Comentário editorial
Nesta leitura prática, a decisão é organizada para mostrar o que o STJ efetivamente registrou e quais dados devem ser conferidos antes de transportar o entendimento para uma situação cotidiana. O recorte processual é AgRg no HC, julgado por SEXTA TURMA, sob relatoria de CARLOS PIRES BRANDÃO.
Para o cidadão, o ponto essencial é não tratar a ementa como uma regra automática: fatos, pedidos, fase processual e legislação aplicável precisam ser comparados com o caso concreto.

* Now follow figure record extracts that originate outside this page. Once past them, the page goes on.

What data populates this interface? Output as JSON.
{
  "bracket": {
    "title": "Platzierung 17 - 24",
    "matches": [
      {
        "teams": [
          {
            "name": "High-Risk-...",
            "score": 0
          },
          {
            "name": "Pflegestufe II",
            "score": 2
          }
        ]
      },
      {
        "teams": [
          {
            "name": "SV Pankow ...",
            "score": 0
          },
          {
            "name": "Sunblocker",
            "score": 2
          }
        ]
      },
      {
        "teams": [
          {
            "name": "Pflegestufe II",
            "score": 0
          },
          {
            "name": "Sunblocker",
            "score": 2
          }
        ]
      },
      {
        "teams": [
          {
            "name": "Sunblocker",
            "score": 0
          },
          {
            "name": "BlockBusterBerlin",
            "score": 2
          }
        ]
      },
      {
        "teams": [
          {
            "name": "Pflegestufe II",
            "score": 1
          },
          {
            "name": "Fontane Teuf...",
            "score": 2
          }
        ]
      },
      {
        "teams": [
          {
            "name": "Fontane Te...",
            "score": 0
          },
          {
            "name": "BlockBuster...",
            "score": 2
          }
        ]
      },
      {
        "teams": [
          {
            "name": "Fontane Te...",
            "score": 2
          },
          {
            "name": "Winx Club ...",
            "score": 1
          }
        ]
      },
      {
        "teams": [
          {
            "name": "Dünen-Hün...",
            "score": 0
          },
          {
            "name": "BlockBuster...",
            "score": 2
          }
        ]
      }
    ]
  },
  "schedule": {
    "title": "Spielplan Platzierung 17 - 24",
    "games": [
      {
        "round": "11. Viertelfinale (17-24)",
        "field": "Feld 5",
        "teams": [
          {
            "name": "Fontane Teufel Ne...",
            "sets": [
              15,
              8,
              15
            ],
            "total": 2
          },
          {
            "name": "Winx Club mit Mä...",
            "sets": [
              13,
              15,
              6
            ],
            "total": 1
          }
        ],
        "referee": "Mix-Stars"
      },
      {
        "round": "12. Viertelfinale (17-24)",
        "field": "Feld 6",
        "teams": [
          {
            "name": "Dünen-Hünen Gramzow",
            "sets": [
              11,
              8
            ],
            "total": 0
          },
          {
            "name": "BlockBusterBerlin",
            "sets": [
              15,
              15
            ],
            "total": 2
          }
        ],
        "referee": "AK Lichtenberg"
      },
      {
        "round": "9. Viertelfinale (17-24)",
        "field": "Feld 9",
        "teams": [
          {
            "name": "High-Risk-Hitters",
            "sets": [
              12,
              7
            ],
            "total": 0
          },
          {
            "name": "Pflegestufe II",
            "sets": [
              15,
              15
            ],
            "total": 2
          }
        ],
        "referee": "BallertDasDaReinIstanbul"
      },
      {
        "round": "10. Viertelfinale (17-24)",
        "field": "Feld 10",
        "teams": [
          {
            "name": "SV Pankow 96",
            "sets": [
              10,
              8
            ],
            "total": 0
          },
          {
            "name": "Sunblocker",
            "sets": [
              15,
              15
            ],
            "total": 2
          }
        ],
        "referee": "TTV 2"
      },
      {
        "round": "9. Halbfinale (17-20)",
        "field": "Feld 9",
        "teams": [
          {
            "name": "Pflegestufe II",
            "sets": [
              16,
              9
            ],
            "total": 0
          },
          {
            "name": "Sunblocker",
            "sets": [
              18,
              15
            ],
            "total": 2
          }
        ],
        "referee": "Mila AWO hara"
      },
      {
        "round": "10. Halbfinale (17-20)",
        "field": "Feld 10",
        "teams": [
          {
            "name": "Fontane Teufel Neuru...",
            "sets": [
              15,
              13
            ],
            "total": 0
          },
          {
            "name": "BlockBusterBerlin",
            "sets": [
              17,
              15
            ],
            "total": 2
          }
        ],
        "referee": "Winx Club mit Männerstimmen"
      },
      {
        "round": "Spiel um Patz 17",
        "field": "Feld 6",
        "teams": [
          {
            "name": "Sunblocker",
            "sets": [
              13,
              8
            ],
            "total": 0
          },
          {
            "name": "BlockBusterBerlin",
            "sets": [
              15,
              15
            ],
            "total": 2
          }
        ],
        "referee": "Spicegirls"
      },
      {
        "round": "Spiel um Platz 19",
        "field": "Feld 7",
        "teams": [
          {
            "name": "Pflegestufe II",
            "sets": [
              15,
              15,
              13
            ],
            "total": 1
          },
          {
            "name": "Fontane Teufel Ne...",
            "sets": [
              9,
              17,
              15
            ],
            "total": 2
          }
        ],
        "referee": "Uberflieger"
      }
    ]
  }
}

Quando o julgamento repercutir em mobilidade, veículos, sanções ou direitos do condutor, essa conexão deve estar expressa no próprio texto oficial.
Pontos centrais da ementa
- Agravo regimental interposto contra decisão que não conheceu de habeas corpus impetrado para desclassificar a conduta de tráfico de drogas (art.
- 33, caput, da Lei nº 11.343/2006) para uso de entorpecentes (art.
- O agravante foi preso em flagrante com 90 invólucros de "crack", totalizando 12 gramas, além de R$ 75,00 em espécie.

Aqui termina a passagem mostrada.